Glue allergies run in my family.
I’ve read (and can link later if someone cares enough to request it) that because our tissue can be more friable (tears easily) that stitches can result in worse scarring (keloid scars?). I’ve known people who have suffered from excessive scarring after surgeries before they found out they had EDS.
I chose glue for the tongue tie release since I’ve found I generally am fine the first use of a glue (mostly taping for joint support or bandages) and then move on to rash the second or third time and then I can discontinue use. I think the glue was mostly gone by the first day or two, definitely faster than they expected, but it healed up nicely.
I had dissolving stitches post-partum, getting the stitches was the only thing I needed pain meds (nitrous oxide) for.
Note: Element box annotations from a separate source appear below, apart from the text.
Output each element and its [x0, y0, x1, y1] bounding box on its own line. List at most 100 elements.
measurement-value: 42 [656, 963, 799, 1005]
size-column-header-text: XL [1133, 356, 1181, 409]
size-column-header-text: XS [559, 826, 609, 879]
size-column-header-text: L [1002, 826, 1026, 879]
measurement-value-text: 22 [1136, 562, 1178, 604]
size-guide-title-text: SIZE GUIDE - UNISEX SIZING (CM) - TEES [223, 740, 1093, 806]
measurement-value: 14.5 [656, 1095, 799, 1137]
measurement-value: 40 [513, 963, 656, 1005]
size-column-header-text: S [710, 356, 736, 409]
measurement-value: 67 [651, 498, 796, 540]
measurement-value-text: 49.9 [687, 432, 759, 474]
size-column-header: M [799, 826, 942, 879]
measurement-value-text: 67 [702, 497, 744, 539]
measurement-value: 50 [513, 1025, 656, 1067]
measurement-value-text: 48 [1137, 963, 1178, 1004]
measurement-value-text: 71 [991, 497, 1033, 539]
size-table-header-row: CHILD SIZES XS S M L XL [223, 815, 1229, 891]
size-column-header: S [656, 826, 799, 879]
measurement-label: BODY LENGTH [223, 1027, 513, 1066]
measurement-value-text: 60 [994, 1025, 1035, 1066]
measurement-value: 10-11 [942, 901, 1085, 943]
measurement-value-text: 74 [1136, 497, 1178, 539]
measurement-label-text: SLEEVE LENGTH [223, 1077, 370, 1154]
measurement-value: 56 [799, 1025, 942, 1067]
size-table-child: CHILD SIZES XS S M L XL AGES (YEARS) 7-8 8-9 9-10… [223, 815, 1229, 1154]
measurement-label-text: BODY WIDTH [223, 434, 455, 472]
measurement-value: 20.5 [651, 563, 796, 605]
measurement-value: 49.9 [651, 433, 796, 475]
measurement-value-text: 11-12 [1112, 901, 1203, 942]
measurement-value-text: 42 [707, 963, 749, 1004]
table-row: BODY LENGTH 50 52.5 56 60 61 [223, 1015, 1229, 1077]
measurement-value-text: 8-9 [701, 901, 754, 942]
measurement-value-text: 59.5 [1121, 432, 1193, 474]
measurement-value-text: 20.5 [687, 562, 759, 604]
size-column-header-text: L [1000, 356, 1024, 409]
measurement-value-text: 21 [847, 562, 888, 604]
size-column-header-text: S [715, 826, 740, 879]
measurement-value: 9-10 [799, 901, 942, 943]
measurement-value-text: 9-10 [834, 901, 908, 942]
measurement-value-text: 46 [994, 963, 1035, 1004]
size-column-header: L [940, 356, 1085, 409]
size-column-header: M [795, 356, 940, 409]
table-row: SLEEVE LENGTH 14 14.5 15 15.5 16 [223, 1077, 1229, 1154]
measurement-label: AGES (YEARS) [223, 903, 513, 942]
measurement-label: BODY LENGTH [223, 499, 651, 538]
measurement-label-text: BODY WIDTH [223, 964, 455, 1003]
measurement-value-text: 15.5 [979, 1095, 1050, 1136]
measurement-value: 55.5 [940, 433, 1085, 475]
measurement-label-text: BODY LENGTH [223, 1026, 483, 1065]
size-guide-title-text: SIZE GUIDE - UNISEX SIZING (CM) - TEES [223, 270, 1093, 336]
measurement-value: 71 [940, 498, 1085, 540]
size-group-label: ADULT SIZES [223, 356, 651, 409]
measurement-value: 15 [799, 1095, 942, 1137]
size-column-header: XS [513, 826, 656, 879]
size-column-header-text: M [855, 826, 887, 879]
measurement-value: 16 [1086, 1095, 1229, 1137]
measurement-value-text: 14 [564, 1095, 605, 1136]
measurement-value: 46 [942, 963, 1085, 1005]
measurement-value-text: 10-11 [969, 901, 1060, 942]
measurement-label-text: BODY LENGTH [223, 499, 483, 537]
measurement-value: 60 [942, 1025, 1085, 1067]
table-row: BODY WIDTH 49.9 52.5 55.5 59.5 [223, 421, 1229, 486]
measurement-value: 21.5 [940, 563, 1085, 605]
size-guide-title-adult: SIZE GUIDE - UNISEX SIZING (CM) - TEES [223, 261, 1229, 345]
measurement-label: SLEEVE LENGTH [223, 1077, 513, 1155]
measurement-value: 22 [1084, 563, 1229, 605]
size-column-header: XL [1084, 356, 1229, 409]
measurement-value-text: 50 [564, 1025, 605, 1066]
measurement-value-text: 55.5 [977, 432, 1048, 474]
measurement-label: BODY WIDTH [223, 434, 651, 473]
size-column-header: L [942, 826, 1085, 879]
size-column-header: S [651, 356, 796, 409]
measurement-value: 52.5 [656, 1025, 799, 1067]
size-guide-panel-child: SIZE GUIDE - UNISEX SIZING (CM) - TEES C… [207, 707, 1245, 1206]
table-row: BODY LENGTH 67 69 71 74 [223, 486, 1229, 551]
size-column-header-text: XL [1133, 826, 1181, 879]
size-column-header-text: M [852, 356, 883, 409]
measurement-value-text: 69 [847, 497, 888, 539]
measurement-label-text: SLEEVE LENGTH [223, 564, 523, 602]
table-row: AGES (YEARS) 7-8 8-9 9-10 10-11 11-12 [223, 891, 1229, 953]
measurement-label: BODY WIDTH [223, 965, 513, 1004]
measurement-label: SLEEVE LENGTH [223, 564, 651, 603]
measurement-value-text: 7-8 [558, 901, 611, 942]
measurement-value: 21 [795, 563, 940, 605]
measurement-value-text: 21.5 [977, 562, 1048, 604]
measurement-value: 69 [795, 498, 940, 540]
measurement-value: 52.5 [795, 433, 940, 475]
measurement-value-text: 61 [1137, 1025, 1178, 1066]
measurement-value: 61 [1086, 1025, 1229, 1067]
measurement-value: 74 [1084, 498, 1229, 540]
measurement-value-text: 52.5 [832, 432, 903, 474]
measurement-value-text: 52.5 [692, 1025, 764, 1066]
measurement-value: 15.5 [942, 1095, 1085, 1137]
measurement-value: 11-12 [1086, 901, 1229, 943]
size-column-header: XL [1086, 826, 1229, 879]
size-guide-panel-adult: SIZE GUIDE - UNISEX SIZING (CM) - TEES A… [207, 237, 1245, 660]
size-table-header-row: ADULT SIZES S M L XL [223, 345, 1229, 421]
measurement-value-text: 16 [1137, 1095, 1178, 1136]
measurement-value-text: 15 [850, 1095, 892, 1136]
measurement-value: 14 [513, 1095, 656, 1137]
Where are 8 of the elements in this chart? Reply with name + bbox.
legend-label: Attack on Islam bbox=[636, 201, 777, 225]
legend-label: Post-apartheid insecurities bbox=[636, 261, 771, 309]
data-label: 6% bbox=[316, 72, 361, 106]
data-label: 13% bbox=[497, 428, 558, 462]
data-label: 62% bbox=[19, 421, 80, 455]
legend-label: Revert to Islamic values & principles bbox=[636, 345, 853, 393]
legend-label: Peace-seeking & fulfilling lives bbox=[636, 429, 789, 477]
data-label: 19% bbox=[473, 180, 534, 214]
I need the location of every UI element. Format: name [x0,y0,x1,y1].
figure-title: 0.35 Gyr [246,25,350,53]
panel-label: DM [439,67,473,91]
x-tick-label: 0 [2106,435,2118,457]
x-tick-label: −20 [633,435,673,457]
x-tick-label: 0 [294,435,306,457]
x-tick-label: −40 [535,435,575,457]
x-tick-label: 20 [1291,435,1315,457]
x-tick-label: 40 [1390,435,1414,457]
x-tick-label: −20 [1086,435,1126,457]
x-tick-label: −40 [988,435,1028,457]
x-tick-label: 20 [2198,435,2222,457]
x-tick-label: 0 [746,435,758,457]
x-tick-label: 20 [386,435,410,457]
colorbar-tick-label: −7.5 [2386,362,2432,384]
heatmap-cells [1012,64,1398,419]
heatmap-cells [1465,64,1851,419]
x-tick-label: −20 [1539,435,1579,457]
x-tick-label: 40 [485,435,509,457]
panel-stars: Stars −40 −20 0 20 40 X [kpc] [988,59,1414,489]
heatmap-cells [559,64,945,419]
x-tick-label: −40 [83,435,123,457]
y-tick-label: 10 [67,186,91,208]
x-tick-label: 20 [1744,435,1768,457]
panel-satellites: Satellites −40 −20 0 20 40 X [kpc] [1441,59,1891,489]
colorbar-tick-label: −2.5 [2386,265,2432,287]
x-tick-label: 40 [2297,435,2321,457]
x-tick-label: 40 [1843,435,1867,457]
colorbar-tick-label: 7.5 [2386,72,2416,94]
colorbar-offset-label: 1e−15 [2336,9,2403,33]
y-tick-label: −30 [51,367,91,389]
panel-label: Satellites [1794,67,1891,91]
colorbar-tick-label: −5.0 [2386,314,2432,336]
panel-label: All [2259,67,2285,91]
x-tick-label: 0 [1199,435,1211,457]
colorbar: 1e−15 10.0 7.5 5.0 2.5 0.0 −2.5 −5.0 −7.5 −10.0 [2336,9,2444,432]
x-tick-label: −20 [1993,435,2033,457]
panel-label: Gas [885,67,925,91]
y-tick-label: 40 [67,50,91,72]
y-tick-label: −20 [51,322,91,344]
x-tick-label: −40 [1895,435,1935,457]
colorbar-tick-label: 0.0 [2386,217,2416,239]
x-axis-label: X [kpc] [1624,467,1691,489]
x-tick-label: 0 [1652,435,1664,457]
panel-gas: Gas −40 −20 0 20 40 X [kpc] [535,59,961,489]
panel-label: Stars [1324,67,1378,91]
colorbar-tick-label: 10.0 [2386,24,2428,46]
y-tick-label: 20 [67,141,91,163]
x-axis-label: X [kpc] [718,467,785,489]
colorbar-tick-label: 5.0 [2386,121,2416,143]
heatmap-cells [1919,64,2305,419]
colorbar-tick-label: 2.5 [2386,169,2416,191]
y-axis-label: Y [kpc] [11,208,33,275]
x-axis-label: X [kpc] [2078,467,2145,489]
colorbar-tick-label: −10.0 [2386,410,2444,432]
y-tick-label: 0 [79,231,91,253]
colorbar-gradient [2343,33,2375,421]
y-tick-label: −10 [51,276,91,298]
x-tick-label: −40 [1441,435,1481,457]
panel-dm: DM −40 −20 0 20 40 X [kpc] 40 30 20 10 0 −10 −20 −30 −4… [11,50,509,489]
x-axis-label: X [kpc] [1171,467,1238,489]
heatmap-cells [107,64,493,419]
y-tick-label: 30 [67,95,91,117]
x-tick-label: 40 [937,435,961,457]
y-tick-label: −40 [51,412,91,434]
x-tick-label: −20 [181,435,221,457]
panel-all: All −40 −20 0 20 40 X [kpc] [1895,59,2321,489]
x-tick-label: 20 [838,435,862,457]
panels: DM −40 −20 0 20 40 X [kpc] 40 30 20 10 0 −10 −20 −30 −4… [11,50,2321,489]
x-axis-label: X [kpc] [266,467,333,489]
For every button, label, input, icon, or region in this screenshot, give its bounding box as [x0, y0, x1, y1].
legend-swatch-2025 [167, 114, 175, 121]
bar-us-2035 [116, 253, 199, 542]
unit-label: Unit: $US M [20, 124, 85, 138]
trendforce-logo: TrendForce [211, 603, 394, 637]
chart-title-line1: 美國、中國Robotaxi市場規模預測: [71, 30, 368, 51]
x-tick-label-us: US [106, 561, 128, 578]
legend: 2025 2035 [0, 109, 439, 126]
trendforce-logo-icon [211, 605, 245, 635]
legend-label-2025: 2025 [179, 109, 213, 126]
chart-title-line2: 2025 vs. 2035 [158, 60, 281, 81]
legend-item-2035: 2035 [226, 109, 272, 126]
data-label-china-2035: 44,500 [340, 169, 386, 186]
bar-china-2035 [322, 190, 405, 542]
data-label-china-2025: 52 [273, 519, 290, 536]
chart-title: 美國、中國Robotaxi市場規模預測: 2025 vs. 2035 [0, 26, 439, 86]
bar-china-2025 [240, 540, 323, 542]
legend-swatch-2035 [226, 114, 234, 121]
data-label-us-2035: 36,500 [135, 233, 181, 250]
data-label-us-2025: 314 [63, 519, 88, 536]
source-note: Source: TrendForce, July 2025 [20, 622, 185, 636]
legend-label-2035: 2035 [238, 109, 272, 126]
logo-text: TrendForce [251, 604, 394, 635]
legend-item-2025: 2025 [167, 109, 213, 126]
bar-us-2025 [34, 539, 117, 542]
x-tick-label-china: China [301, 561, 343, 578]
Getting those stitches in 2015 was the most pain I’d ever felt until I got punched in the nose in Dec. 2023. No, the lidocaine didn’t help reduce the pain of the stitches at all. Another EDS thing – metabolizing medications differently.
I had some cysts removed from my scalp during quarantine – one had gotten infected and ruptured so it went from “cosmetic” to “medically necessary” according to insurance. The dermatologist used non-dissolving stitches. I took the front one out on my own when it started itching and it healed up nicely. I tried to leave the one in back in until my appointment to remove them. I tolerated an extra day or two of itching and then couldn’t stand it anymore and removed that one too. I regretted waiting because that one took forever to heal while the one I took out earlier was fine. Partially the delay in healing was because it kept trying to form a keloid scar – turns out skin picking can cause scarring, but can also reduce scarring.
So far the Patch bandages and hydrocolloid acne patches are the only ones I haven’t developed any reaction to.